2022 has seen zero-waste cookery, fermented foods and Filipino restaurants continue to flourish, while the continued rise of TikTok has thrown the likes of birria tacos, baked oats and butter boards into the spotlight. However, as the year draws to a close, it’s time to start thinking about what the coming year might hold for us in the way of foodie trends, whether it be the rise of certain ingredient, a lesser-known cuisine set to burst into the mainstream, or simply an ethos which we can expect more and more chefs to adopt.
Whilst we could have made our own predictions as to what to expect in 2023, we thought that our brilliant chefs on the site, who live and breathe the industry, would be even better placed to give their thoughts on what the next year might hold…
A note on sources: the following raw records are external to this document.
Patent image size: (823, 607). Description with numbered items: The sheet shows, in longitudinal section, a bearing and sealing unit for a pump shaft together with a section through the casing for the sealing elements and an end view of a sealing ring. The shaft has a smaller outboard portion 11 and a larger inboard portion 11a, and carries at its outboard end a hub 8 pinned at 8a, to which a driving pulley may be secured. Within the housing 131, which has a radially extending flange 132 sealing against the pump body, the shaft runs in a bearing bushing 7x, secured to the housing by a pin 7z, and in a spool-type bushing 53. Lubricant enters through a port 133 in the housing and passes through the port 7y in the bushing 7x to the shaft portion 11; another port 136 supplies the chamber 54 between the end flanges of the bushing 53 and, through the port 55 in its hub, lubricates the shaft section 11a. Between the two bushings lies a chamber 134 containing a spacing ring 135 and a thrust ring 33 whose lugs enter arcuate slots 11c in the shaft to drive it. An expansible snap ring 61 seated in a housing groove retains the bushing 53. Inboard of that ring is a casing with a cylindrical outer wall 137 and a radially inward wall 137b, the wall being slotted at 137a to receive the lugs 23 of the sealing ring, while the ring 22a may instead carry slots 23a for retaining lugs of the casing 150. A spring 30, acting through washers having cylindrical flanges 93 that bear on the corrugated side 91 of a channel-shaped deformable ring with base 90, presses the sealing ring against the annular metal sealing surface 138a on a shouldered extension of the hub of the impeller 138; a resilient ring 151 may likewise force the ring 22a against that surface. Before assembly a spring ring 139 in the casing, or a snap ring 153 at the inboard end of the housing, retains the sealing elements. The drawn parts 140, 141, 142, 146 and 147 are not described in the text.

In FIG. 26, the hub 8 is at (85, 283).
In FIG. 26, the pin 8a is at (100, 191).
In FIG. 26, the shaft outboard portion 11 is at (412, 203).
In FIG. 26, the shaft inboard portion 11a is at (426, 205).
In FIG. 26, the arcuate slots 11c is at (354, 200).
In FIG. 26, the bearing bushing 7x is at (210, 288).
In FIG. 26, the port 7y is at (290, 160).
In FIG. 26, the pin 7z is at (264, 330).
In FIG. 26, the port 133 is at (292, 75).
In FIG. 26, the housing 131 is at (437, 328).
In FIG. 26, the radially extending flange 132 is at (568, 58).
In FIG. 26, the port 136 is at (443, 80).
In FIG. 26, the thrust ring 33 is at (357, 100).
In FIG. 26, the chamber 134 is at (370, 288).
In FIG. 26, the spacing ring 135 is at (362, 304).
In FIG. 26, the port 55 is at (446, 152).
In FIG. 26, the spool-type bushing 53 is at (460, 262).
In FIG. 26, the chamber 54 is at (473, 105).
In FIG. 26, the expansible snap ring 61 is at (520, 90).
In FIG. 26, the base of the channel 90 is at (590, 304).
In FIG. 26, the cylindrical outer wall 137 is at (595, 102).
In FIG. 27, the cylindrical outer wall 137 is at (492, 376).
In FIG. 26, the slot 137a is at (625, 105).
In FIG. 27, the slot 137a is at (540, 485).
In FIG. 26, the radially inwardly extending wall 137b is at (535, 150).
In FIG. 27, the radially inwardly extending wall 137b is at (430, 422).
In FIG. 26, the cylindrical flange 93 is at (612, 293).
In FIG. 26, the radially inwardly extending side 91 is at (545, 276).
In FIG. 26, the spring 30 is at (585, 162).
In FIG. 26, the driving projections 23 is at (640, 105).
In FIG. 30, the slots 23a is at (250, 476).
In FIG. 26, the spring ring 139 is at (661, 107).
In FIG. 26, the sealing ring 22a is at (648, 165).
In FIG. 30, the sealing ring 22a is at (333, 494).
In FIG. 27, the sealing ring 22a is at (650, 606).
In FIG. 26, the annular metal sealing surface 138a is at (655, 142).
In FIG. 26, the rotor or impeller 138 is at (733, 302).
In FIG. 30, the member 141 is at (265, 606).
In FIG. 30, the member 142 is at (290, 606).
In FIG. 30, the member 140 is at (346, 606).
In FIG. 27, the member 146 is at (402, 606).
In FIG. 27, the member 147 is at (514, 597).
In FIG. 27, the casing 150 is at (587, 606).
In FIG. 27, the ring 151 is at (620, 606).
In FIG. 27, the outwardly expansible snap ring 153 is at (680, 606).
'Seaweed ticks a lot of boxes with its multiple health benefits, and for me, is an essential part of my cooking and diet. Over the past few years, I seem to hear more and more about seaweed being offered and so it definitely seems to be gaining popularity in usage and consumption. As a Japanese noodle restaurant, we've always had at least six or seven different types of seaweeds on our order sheets. Twelve years ago, when we first opened Koya, very few restaurants would've had seaweed on their menu at all, but now my supplier often tells me that they’re sold out!’
‘Laminated breads are all the rage in the chef world at the moment so we may see them come more into the public domain soon. Hopefully double baked croissants may come over from New York also, as they are great!’
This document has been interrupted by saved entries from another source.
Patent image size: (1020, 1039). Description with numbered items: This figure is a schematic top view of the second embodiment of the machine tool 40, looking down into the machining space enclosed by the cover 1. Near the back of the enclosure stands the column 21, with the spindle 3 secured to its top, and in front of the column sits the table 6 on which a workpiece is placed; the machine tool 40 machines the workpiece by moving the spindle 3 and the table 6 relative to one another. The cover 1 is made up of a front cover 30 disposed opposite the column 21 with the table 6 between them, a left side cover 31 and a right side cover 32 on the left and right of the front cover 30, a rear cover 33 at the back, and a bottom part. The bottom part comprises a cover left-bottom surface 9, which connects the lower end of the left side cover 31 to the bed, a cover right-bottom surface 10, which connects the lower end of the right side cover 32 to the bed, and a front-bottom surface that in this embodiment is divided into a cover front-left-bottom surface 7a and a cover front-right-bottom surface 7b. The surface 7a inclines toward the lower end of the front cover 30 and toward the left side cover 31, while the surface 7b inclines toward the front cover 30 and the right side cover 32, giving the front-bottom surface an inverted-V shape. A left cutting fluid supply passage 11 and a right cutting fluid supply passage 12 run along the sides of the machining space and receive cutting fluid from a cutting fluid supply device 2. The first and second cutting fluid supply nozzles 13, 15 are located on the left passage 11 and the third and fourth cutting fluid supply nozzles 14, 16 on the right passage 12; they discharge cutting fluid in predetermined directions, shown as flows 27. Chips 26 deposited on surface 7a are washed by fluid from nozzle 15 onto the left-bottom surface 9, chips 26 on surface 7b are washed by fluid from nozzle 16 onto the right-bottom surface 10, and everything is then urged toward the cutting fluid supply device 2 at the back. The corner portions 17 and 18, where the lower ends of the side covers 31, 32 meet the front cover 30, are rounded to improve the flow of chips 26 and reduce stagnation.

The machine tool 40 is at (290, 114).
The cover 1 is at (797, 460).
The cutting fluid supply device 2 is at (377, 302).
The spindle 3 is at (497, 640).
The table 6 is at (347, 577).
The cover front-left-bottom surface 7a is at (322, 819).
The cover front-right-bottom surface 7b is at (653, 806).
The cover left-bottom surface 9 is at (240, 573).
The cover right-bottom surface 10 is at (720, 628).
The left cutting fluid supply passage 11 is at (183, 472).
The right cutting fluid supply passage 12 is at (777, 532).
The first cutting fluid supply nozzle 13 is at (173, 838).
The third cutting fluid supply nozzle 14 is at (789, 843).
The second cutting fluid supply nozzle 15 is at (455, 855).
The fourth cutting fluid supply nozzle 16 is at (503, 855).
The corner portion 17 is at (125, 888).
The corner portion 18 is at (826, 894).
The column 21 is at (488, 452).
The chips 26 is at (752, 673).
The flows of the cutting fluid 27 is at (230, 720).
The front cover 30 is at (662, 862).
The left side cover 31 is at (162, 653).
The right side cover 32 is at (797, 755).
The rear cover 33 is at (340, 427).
‘I believe that next year, sustainability will become even more of a focus than it is currently. There will be more focus on where restaurants are sourcing their produce from, seasonality and supporting your local area.’
‘In 2023, I think that we will focus heavily on superfoods and plant-based dishes that are sourced locally. We’ll also see a lot of veg-centric menus, using ingredients like seaweed and wild and medicinal plants from the UK. At Kol, we plan to work with different types of sea plants, seeds and vegetables.’
‘I do see more and more restaurants moving to the set format that we’ve adopted here at Bibi, especially smaller places. I think the prix fixe lunch, in particular, is due a big return. As ingredient prices go up, and more restaurants are looking to streamline waste and ensure guests are getting the most value from dining. This is also a reflection of decreased staff availability over the past eighteen months.’
‘I would say we’ll see a lot more restaurants and hospitality businesses from the UK crossing the Irish Sea in 2022, and setting up in Dublin. It’s such a vibrant city with a thriving food and drink scene. Our new restaurant The Park Café in Ballsbridge has enjoyed a brilliant opening – it’s great to be welcoming fellow Irishman to my restaurant – and I know Hawksmoor’s Dublin opening is set for 2023. I’m certain there will be more to follow…’
'I think neighbourhood restaurants will continue to flourish next year as people feel the financial squeeze and therefore want to support smaller local businesses rather than big chains. There are so many great local restaurants that were born out of the pandemic. I wouldn't want to predict any specific food trends because the industry is so unstable at the moment and there are lots of issues with food supply chains but I think everyone will be focussing on value for money. Personally, I'd like to see more Indonesian food in London because I think it's often underrated and misrepresented.'
‘2023 is going to be a frugal year, so I predict that a lot of restaurants will be using more vegetables and pulses in their dishes and will be creative with less expensive cuts of fish and meat. This isn’t a bad thing as it will push the boundaries on creativity and will make dining out even more interesting.’
‘I think we’ll see a lot of restaurants diversifying their spaces in 2023 so that they can get the most of out of the venue, adding delis and bakeries into their space so that they can cater to a wider range of customer. We’ll see a lot more experience-led dining, as people will want to get more for their money from dining out; more chefs will begin to incorporate an educational or holistic element to their restaurants in response to the ever-growing trend of wellness.’
‘I think there will be even more of a focus on knowing where your food comes from and following the exact chain to suppliers. I think there will be a continued focus on new vegan and vegetarian dishes too. I would love to see people following the Mediterranean diet, eating great quality produce but in moderation. It’s a big movement that’s only going to grow because people are more and more conscious about how they eat these days.’